The fact that it sat beneath other windows meant you had to constantly shift windows to get to it, which I found frustrating. Likely a configuration option?
It probably runs excellently on modern hardware, albeit with no GPU acceleration or anything to reduce main CPU cycles.
Apple opensoucred their Objective-C compiler only because the GPL on the GCC forced them. They invested a lot in the BSD licenced LLVM. I don't think they did this just for fun, but to avoid they have to do that.
It was streamed in the open HTTP Live Streaming protocol. It just so happens that the only web browser that implements it in Safari. Worked fine in VLC.
Is there any other way to do live streams embedded on a web page without a proprietary Flash plugin?
Hardly open. It'd be like if Google rewrote the Gmail frontend to native dart and then just blamed the other browsers for not having a native Dart VM. Dart is even standardized (by ECMA), unlike HLS which isn't standardized.
I would be interested in a Swift port for Linux server-side/command line dev. Not so much client UI dev. Swift on Linux servers could help Apple sell more Macbooks to developers.
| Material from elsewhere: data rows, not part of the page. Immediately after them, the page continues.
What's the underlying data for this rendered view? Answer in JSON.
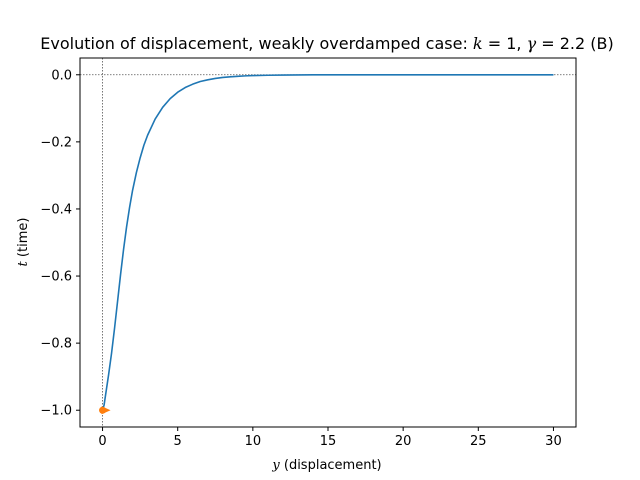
{
  "chart_data": {
    "type": "line",
    "title": {
      "prefix": "Evolution of displacement, weakly overdamped case: ",
      "k_symbol": "k",
      "k_eq": " = 1, ",
      "gamma_symbol": "γ",
      "gamma_eq": " = 2.2 (B)"
    },
    "xlabel": {
      "symbol": "y",
      "text": " (displacement)"
    },
    "ylabel": {
      "symbol": "t",
      "text": " (time)"
    },
    "xlim": [
      -1.5,
      31.5
    ],
    "ylim": [
      -1.05,
      0.05
    ],
    "x_ticks": [
      0,
      5,
      10,
      15,
      20,
      25,
      30
    ],
    "x_tick_labels": [
      "0",
      "5",
      "10",
      "15",
      "20",
      "25",
      "30"
    ],
    "y_ticks": [
      0.0,
      -0.2,
      -0.4,
      -0.6,
      -0.8,
      -1.0
    ],
    "y_tick_labels": [
      "0.0",
      "−0.2",
      "−0.4",
      "−0.6",
      "−0.8",
      "−1.0"
    ],
    "reference_lines": {
      "x": 0,
      "y": 0,
      "style": "dotted"
    },
    "grid": false,
    "series": [
      {
        "color": "#1f77b4",
        "x": [
          0,
          0.1,
          0.2,
          0.4,
          0.6,
          0.8,
          1.0,
          1.2,
          1.4,
          1.6,
          1.8,
          2.0,
          2.25,
          2.5,
          2.75,
          3.0,
          3.5,
          4.0,
          4.5,
          5.0,
          5.5,
          6.0,
          6.5,
          7.0,
          7.5,
          8.0,
          8.5,
          9.0,
          9.5,
          10,
          11,
          12,
          13,
          14,
          15,
          17.5,
          20,
          22.5,
          25,
          27.5,
          30
        ],
        "y": [
          -1.0,
          -0.985,
          -0.955,
          -0.895,
          -0.83,
          -0.755,
          -0.675,
          -0.595,
          -0.52,
          -0.453,
          -0.395,
          -0.344,
          -0.292,
          -0.248,
          -0.21,
          -0.18,
          -0.132,
          -0.097,
          -0.071,
          -0.052,
          -0.038,
          -0.028,
          -0.02,
          -0.015,
          -0.011,
          -0.008,
          -0.006,
          -0.0045,
          -0.0033,
          -0.0025,
          -0.0014,
          -0.0008,
          -0.0004,
          -0.0002,
          -0.0001,
          0,
          0,
          0,
          0,
          0,
          0
        ]
      }
    ],
    "markers": [
      {
        "x": 0,
        "y": -1.0,
        "shape": "circle",
        "color": "#ff7f0e"
      },
      {
        "x": 0.2,
        "y": -1.0,
        "shape": "triangle-right",
        "color": "#ff7f0e"
      }
    ]
  }
}
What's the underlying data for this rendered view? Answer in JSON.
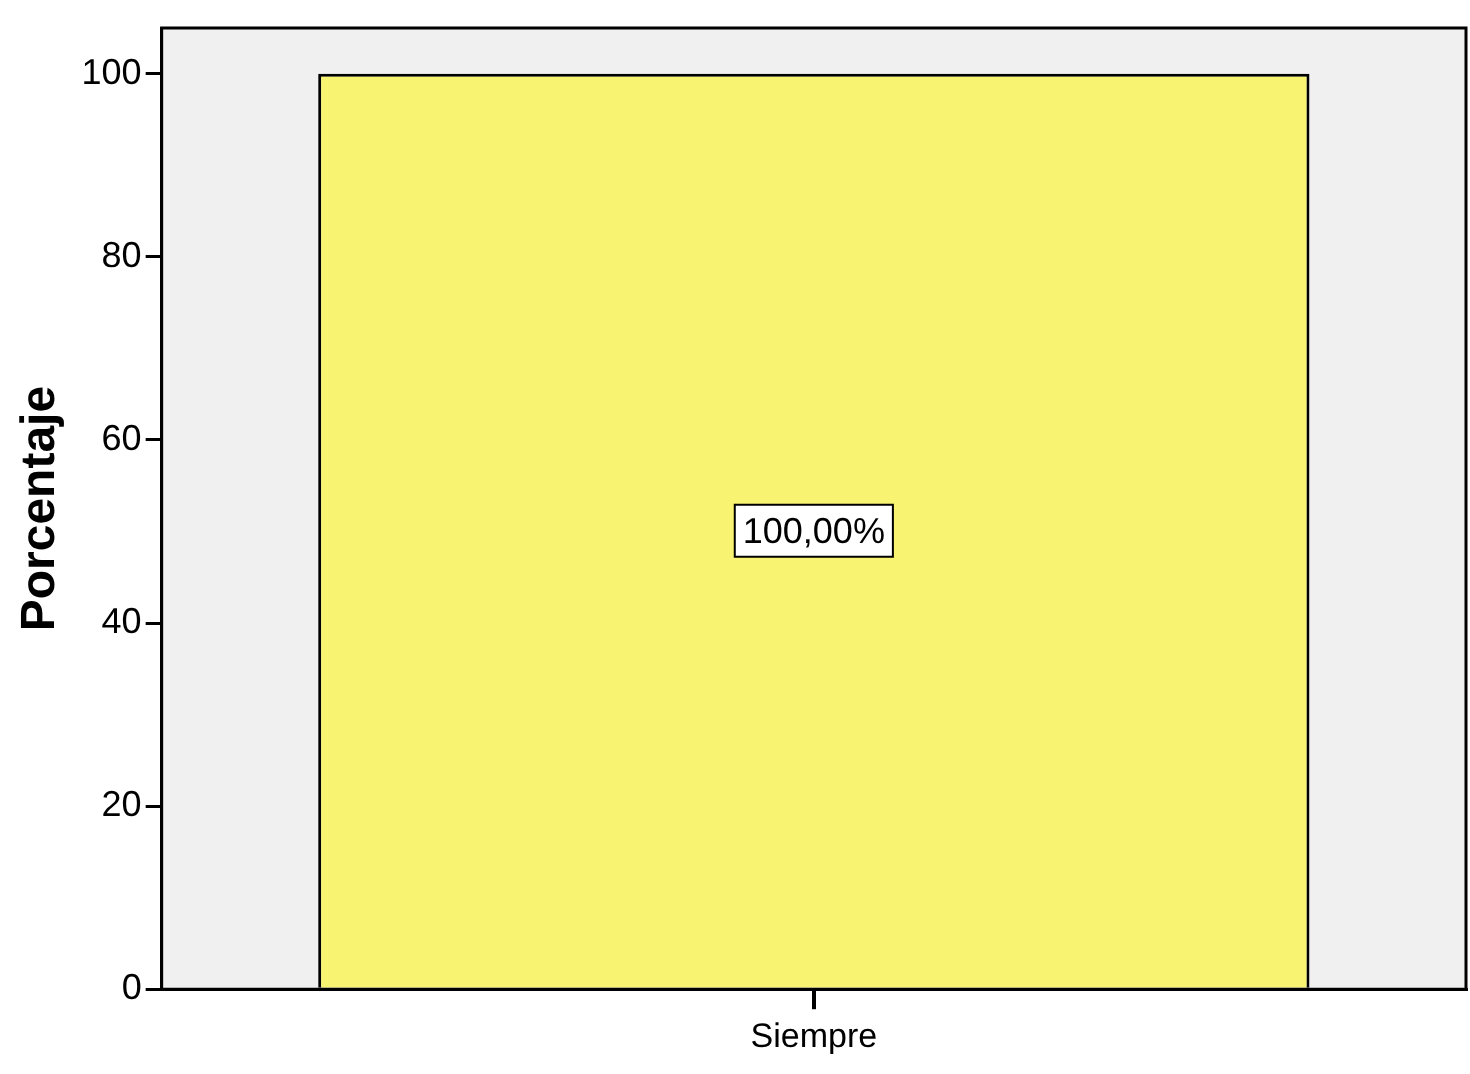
{
  "chart_data": {
    "type": "bar",
    "ylabel": "Porcentaje",
    "categories": [
      "Siempre"
    ],
    "values": [
      100
    ],
    "value_labels": [
      "100,00%"
    ],
    "color": "#f8f371",
    "ylim": [
      0,
      105
    ],
    "yticks": [
      0,
      20,
      40,
      60,
      80,
      100
    ],
    "grid": false,
    "legend": false
  }
}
And Microsoft puts money on F#, Haskell and OCaml, all of which already have better Linux support.
Swift is great for pushing functional programming down the throat to mainstream developers that wish to target iOS, but it is no more pragmatic than OCaml or F#.
For the OP use case, targeting Linux server software is already better served by the languages I mentioned.
If Apple decides/realizes Swift was a bad idea, you will be out of luck with your codebase. Unlike open source where users can continue the work of the corporation.
It would enable porting to other platforms, and it's also just useful to be able to look at how things implemented. I've benefitted a lot from being able to look at the Objective-C runtime source code, for example, because I can see how things work or where things go wrong.